La scoperta di due parassiti, legati alla malaria umana, che infettano le scimmie africane, ha risolto l’enigma secolare di come la malattia sia arrivata ad affliggere gli esseri umani.
Il parassita Malariae Plasmodium è una cosa strana, questo perché non è un virus e nemmeno un batterio, ma è più strettamente correlato alle piante, tra l’altro solo sei specie infettano gli esseri umani, mentre molte altre trascorrono una fase del loro ciclo vitale nel sangue di mammiferi, rettili o uccelli, prima di essere trasmesse tramite insetti.
Poiché la maggior parte delle specie di Plasmodium che infettano l’uomo non infettano altri vertebrati, gli scienziati sono rimasti perplessi sulle loro origini.
Tra le specie che infettano l’uomo, la P. falciparum è quella che provoca di gran lunga il maggior danno, essendo sia la più diffusa che la più probabile che uccida, tuttavia le origini di P. malariae si sono rivelate più intriganti per i parassiti, al punto che un articolo su Nature Communications lo descrive come “il parassita umano meno caratterizzato”, ma ora, dopo 100 anni di domande, il giornale afferma di avere finalmente una risposta.
Le risposte sulla malaria che si attendevano da anni
Negli anni ’20, parassiti che sembravano identici al P. malariae furono trovati nel sangue degli scimpanzé, ma questo significava che lo stesso parassita stava infettando umani e scimmie?
Il P. knowlesi è noto per fare questo, quindi non era troppo difficile da immaginare, successivamente però la questione è stata ulteriormente confusa con la scoperta del P. brasilianum, una forma di malaria apparentemente simile che infetta le scimmie nelle Americhe.
Tuttavia, i microscopi possono rivelare solo fino ad un certo punto, ed è qui che entrano in gioco gli scienziati; la dott.ssa Lindsey Plenderleith dell’Università di Edimburgo e i coautori hanno confrontato il DNA di P. malariae con le controparti delle scimmie, hanno scoperto che in realtà esistono tre specie separate.
La prima di queste tre speice, che gli autori chiamano P. celatum, è diffuso negli scimpanzé, nei gorilla e nei bonobo ma, nonostante le apparenze, non è poi così geneticamente simile alle varietà umane, tuttavia l’altro è una corrispondenza molto più stretta e quindi indicato come simile a P. malariae.

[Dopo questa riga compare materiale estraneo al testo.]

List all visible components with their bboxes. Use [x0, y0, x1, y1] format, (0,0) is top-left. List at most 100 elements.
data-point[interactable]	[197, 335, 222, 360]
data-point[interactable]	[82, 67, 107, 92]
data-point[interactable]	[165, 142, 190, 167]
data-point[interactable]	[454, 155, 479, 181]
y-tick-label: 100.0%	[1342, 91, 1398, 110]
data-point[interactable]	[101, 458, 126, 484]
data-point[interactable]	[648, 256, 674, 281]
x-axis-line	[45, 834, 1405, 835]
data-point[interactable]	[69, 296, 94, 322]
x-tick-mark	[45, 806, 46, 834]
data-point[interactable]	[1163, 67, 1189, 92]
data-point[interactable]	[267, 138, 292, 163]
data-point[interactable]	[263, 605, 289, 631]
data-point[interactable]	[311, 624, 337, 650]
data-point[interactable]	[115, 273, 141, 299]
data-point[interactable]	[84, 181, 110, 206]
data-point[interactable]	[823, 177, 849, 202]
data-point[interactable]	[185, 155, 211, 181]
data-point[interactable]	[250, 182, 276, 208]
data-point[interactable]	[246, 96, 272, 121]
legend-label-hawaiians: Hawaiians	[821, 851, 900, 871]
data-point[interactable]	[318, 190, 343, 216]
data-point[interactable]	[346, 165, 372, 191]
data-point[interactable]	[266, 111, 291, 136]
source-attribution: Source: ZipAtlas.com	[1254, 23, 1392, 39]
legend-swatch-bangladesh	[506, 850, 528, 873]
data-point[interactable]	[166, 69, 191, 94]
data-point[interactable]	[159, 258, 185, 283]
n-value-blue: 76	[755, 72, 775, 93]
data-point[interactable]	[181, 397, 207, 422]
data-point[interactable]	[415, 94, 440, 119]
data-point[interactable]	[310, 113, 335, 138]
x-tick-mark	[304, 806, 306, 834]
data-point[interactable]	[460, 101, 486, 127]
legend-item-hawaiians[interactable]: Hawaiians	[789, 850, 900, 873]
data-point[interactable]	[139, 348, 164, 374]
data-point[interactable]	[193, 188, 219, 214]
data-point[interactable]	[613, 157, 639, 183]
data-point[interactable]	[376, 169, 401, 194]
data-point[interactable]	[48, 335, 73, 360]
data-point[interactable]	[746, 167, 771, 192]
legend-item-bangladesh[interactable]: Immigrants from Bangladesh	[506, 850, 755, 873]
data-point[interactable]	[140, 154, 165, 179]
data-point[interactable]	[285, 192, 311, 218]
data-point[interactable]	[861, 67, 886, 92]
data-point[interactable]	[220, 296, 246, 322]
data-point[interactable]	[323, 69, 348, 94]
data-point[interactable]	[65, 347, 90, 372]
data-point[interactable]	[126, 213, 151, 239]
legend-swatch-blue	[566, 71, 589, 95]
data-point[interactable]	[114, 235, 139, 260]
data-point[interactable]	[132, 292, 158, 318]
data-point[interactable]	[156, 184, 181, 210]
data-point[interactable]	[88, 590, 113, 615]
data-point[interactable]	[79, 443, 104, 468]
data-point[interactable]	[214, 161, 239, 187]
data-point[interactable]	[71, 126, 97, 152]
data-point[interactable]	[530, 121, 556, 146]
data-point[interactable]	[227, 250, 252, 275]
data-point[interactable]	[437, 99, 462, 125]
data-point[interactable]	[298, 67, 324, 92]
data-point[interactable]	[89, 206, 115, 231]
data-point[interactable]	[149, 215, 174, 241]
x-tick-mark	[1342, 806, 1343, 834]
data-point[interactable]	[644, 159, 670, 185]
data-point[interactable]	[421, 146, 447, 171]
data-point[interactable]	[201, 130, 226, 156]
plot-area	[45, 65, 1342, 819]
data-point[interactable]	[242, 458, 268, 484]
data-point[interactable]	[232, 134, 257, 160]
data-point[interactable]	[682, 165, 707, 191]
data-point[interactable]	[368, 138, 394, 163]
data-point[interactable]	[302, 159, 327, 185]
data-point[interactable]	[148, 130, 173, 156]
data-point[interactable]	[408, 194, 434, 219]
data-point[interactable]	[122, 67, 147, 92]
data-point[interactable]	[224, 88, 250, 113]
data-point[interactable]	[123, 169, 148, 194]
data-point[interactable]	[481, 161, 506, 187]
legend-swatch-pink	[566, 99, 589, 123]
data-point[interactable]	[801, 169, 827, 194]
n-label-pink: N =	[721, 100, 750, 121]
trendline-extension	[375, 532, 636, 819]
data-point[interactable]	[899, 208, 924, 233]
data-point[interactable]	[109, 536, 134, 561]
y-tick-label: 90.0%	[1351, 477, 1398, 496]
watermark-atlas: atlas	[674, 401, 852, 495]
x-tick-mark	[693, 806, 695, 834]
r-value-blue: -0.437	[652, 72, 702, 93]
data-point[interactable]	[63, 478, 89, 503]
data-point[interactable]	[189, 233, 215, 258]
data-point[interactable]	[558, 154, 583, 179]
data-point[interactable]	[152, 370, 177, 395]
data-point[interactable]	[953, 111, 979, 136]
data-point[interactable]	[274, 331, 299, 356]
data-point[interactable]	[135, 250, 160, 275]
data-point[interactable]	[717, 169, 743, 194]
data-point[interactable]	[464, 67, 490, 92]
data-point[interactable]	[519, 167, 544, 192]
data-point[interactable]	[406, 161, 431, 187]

Il confronto tra P. malariae-like e P. malariae ha permesso agli autori di esplorare la sua storia genetica, andando infine a concludere che P. malariae si è evoluto da un parassita che infetta le scimmie e ha attraversato un collo di bottiglia genetico dove è diventato molto raro, probabilmente quando stava colonizzando di recente gli esseri umani.
Il processo è molto simile a quello che si pensa abbia subito P. falciparum evolvendosi da un parassita esclusivamente gorilla, d’altra parte però, il P. brasilianum sembra essere un distacco da P. malariae che è passato dall’uomo alle scimmie dopo essere stato portato nelle Americhe, probabilmente con la tratta degli schiavi, andando poi rapidamente ad infettare più di 30 specie di scimmie.
P. malariae è stato trascurato per lo studio rispetto agli altri parassiti della malaria perché i suoi sintomi tendono ad essere lievi, tuttavia secondo quanto si può vedere in un’osservazione nel documento:
“il parassita può anche persistere cronicamente e [ripresentarsi] anni o decenni dopo l’infezione iniziale”.
Di conseguenza, può essere un rischio per la salute maggiore di quello normalmente riconosciuto, e può anche esacerbare altre infezioni.
“I nostri risultati potrebbero fornire indizi vitali su come [P. malariae] è diventato in grado di infettare le persone, oltre ad aiutare gli scienziati a valutare se sono probabili ulteriori salti di parassiti delle scimmie negli esseri umani”
ha affermato Plenderleith in una nota.
Inoltre, la comprensione di altri parassiti della malaria può aiutare a migliorare la nostra capacità di combattere il P. falciparum, che rimane una delle maggiori cause di morte prevenibile, in particolare nei bambini.